Une robe de mariée Victoria Beckham “sur mesure” pour le mariage en Angleterre
L’histoire ne s’arrête pas là, parce que quand Victoria apprend qu’une deuxième célébration est prévue au Royaume-Uni, elle ne se contente pas de prêter : elle veut créer, “J’ai évidemment proposé de lui créer sa robe de rêve ». Elle prend comme point de départ la Lace Cami de Sydney, “parce que je l’aimais tellement », ajoute de la dentelle vintage, fait teinter délicatement le tout dans la nuance parfaite, dessine un dos ouvert, flatteur, ajoute une petite traîne pour le drama, “ma fille était au premier essayage et elle voulait un peu plus de longueur. Scarlett a été très claire sur le fait que c’était son mariage aussi ! » rigole Mel C. Le motif de dentelle est conçu à partir de deux motifs de dentelle florale de Lyon, fournis par le dentellier premium Jean Bracq, soigneusement découpés et placés à la main sur la robe, puis cousus sur le slip en satin, un processus quasi artisanal, presque couture, pour une amie de toujours, une Spice Girl qui passe de “Sporty” à “Bride” sans jamais renier son minimalisme.
Les essayages chez Victoria Beckham à Londres sont “évidemment très émotionnels”, Victoria excitée de pouvoir faire ça pour elle, Mel C touchée d’avoir Victoria et Scarlet à chaque étape, “toutes les étapes ont été très spéciales », et, avouons-le, ravie de porter une robe qui la représente, sans chichis, sans sophistication outrancière, mais avec cette élégance tranquille qui fait que, même en robe de mariée, on reconnaît Mel C. Elle voulait un mariage “low-key, relaxed, romantic, and chic”, et la robe suit le mouvement : pas de princesse, pas de cathédrale, juste une femme de 52 ans, confortable dans sa peau, qui a compris, tard mais sûrement, que oui, “c’est une partie de mon histoire”, et qu’à cet âge-là, on peut encore s’offrir tous les “premières fois” qu’on veut, surtout quand elles sont signées par une ancienne colocataire de tournée qui a, entre-temps, transformé son nom en griffe.

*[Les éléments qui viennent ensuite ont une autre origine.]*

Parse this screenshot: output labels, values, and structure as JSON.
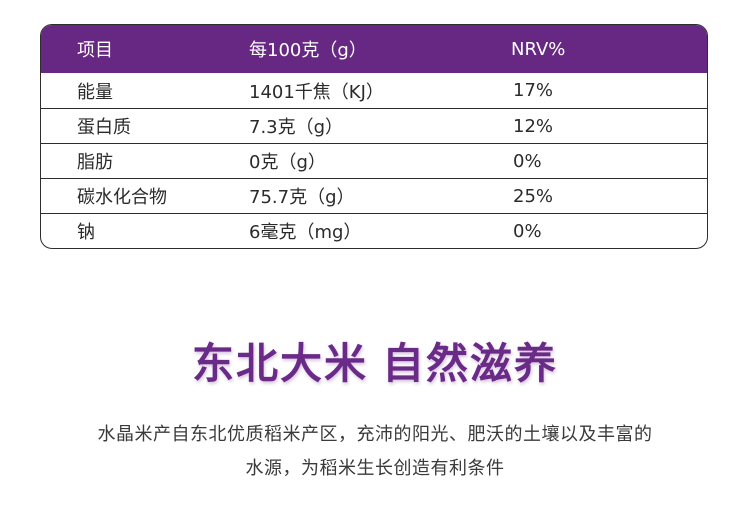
{
  "table": {
    "headers": [
      "项目",
      "每100克（g）",
      "NRV%"
    ],
    "rows": [
      {
        "item": "能量",
        "per100": "1401千焦（KJ）",
        "nrv": "17%"
      },
      {
        "item": "蛋白质",
        "per100": "7.3克（g）",
        "nrv": "12%"
      },
      {
        "item": "脂肪",
        "per100": "0克（g）",
        "nrv": "0%"
      },
      {
        "item": "碳水化合物",
        "per100": "75.7克（g）",
        "nrv": "25%"
      },
      {
        "item": "钠",
        "per100": "6毫克（mg）",
        "nrv": "0%"
      }
    ]
  },
  "slogan": {
    "part1": "东北大米",
    "part2": "自然滋养"
  },
  "description": {
    "line1": "水晶米产自东北优质稻米产区，充沛的阳光、肥沃的土壤以及丰富的",
    "line2": "水源，为稻米生长创造有利条件"
  },
  "colors": {
    "header_bg": "#672883",
    "slogan": "#6a2a88"
  }
}
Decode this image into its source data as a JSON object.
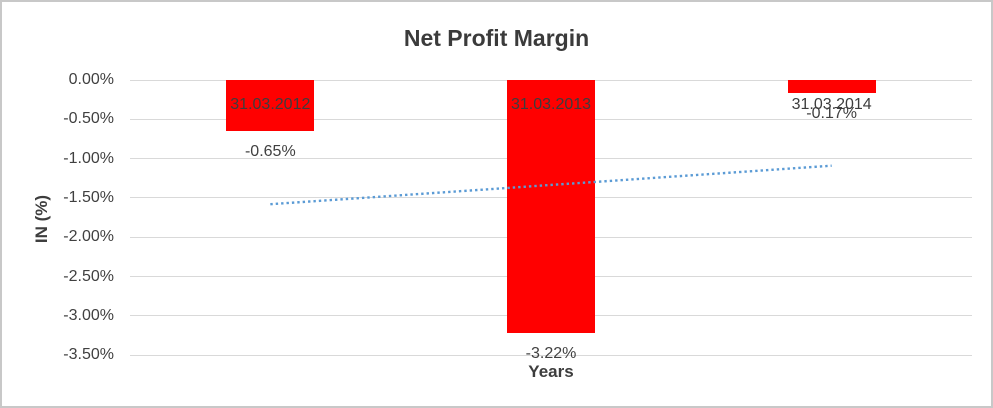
{
  "chart_data": {
    "type": "bar",
    "title": "Net Profit Margin",
    "xlabel": "Years",
    "ylabel": "IN (%)",
    "categories": [
      "31.03.2012",
      "31.03.2013",
      "31.03.2014"
    ],
    "values": [
      -0.65,
      -3.22,
      -0.17
    ],
    "value_labels": [
      "-0.65%",
      "-3.22%",
      "-0.17%"
    ],
    "y_ticks": [
      {
        "label": "0.00%",
        "value": 0
      },
      {
        "label": "-0.50%",
        "value": -0.5
      },
      {
        "label": "-1.00%",
        "value": -1.0
      },
      {
        "label": "-1.50%",
        "value": -1.5
      },
      {
        "label": "-2.00%",
        "value": -2.0
      },
      {
        "label": "-2.50%",
        "value": -2.5
      },
      {
        "label": "-3.00%",
        "value": -3.0
      },
      {
        "label": "-3.50%",
        "value": -3.5
      }
    ],
    "ylim": [
      0,
      -3.5
    ],
    "grid": true,
    "legend_position": "none",
    "bar_color": "#FF0000",
    "gridline_color": "#D9D9D9",
    "text_color": "#404040",
    "border_color": "#C8C8C8",
    "trendline": {
      "type": "linear",
      "style": "dotted",
      "color": "#5B9BD5",
      "start_value": -1.58,
      "end_value": -1.09
    }
  }
}
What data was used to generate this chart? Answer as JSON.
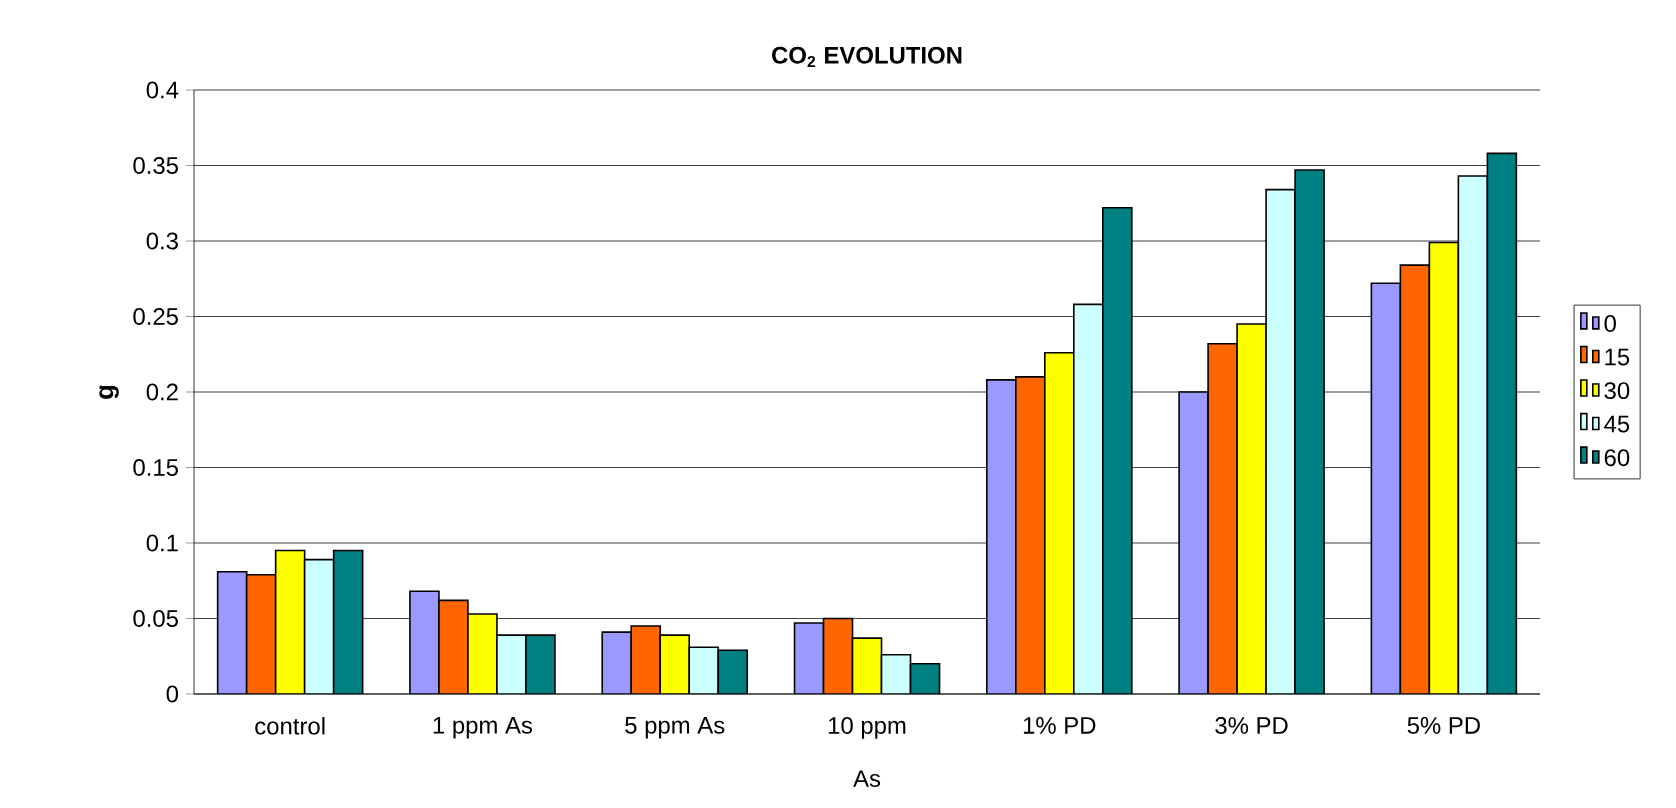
{
  "chart_data": {
    "type": "bar",
    "title": "CO$_{2}$ EVOLUTION",
    "xlabel": "As",
    "ylabel": "g",
    "categories": [
      "control",
      "1 ppm As",
      "5 ppm As",
      "10 ppm",
      "1% PD",
      "3% PD",
      "5% PD"
    ],
    "series": [
      {
        "name": "0",
        "color": "#9999ff",
        "values": [
          0.081,
          0.068,
          0.041,
          0.047,
          0.208,
          0.2,
          0.272
        ]
      },
      {
        "name": "15",
        "color": "#ff6600",
        "values": [
          0.079,
          0.062,
          0.045,
          0.05,
          0.21,
          0.232,
          0.284
        ]
      },
      {
        "name": "30",
        "color": "#ffff00",
        "values": [
          0.095,
          0.053,
          0.039,
          0.037,
          0.226,
          0.245,
          0.299
        ]
      },
      {
        "name": "45",
        "color": "#ccffff",
        "values": [
          0.089,
          0.039,
          0.031,
          0.026,
          0.258,
          0.334,
          0.343
        ]
      },
      {
        "name": "60",
        "color": "#008080",
        "values": [
          0.095,
          0.039,
          0.029,
          0.02,
          0.322,
          0.347,
          0.358
        ]
      }
    ],
    "ylim": [
      0,
      0.4
    ],
    "yticks": [
      0,
      0.05,
      0.1,
      0.15,
      0.2,
      0.25,
      0.3,
      0.35,
      0.4
    ],
    "grid": "y",
    "legend": "right"
  }
}
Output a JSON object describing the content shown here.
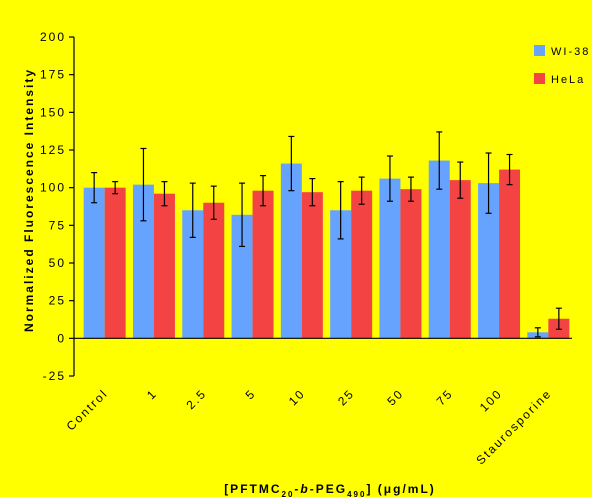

Au final, Mel C se marie dans une robe Victoria Beckham, mais ce n’est pas qu’une anecdote people : c’est une petite fable sur la maturité, l’amitié, et cette idée qu’on peut avoir été Sporty Spice, avoir couru partout, avoir mis l’amour en standby, et finir par accepter, tranquillement, que le “grand jour”, ce n’est pas une case à cocher, mais un chapitre qu’on s’autorise, quand on veut, comme on veut, avec qui on veut, et, accessoirement, avec la robe qu’on veut.